If you look at the income gap between different classes, between urban and rural, between regions, there are huge gaps. The income gap is a phenomenon on the surface, which reflects differences in technology, industry and scientific knowledge. In China today, some issues in different places are viewed in the same way. But if you go deeper into certain areas, you'll find that some domestic views are much more different than those between China and the rest of the world

The challenge will also affect economies that have already taken off, because there’s a lot of tension inside the cabin, a lot of pressure inside. Take the Rust Belt in the United States as an example. We also have old industrial areas in Northeastern China. There are also a lot of things that were developed in the past but are now in decline or stagnating. If those aren’t handled well, and as you’ve already taken off, the challenges will be huge.

The third problem is maintaining a balance but also having a lot of momentum at the same time. When you’re on the ground and can slow down, you can more easily smooth things out.

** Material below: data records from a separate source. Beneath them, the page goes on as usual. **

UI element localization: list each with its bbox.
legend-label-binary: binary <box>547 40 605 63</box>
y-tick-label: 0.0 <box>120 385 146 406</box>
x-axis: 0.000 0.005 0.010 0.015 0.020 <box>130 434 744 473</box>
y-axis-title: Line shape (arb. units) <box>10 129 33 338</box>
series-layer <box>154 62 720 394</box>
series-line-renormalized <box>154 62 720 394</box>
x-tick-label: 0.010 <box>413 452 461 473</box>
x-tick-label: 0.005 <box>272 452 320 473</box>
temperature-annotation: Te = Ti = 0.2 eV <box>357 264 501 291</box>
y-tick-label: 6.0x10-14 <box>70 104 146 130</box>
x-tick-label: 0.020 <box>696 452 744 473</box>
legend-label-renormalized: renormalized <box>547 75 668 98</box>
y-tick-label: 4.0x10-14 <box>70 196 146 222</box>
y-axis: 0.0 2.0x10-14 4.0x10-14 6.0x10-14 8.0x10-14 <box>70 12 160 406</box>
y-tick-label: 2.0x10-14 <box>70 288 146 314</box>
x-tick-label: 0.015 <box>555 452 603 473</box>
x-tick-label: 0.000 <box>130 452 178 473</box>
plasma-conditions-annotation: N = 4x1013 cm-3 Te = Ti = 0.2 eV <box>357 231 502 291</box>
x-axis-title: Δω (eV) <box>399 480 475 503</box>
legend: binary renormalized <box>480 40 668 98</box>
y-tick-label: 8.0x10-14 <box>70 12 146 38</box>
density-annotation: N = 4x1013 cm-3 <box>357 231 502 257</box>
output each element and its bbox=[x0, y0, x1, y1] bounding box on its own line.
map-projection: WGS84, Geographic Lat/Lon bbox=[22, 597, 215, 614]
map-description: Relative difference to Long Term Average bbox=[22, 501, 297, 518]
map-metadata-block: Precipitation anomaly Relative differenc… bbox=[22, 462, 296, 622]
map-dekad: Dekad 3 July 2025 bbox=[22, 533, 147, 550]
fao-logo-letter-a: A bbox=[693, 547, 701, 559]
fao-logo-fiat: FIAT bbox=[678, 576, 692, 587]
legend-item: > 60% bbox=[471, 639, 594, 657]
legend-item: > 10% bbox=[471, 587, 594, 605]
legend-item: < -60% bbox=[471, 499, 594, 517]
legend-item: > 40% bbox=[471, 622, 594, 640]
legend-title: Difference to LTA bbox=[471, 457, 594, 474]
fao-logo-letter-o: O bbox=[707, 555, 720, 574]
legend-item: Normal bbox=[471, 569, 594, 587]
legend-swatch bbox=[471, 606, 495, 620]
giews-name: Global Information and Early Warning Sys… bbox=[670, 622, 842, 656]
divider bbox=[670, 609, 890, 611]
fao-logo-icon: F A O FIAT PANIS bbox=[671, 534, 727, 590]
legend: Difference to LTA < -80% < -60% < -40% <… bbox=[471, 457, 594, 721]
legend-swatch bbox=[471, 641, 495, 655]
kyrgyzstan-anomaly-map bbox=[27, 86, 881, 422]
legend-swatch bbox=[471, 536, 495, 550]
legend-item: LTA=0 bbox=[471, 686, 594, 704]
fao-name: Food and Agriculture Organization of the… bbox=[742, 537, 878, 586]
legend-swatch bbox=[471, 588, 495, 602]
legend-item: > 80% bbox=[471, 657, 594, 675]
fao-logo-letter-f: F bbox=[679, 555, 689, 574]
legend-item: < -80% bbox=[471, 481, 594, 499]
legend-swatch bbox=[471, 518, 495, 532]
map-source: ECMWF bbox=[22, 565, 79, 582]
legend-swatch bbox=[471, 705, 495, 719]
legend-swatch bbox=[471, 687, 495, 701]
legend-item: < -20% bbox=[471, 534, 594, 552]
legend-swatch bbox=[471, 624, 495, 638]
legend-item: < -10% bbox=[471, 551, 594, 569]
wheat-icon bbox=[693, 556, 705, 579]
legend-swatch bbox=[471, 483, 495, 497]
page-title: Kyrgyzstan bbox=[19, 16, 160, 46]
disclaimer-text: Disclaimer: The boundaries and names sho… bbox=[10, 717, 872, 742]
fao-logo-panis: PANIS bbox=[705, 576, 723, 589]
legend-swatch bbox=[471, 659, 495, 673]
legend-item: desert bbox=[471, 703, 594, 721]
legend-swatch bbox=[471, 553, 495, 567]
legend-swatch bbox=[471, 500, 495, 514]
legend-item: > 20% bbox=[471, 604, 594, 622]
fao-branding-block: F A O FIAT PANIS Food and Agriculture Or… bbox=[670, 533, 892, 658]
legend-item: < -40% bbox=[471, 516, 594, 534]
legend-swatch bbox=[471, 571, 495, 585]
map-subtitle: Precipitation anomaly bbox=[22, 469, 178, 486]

But the economy that has already taken off is going to face big challenges slowing down.

China’s economy needs sustained and strong momentum, otherwise our cutting-edge sectors, which are still lagging behind the world’s best, will not have the strength and resources to keep climbing.

At the same time, it is a difficult challenge to maintain the balance among aggregate supply, finance, industries and regions. With pressure and momentum in these areas, the takeoff promised by Rostow might not inevitably lead to maturity and high quality of life. There may be twists and turns in the process after the takeoff. We should study these challenges, face them squarely. I hope our research can help the huge aircraft of the Chinese economy, as well as other developing countries, to take off smoothly.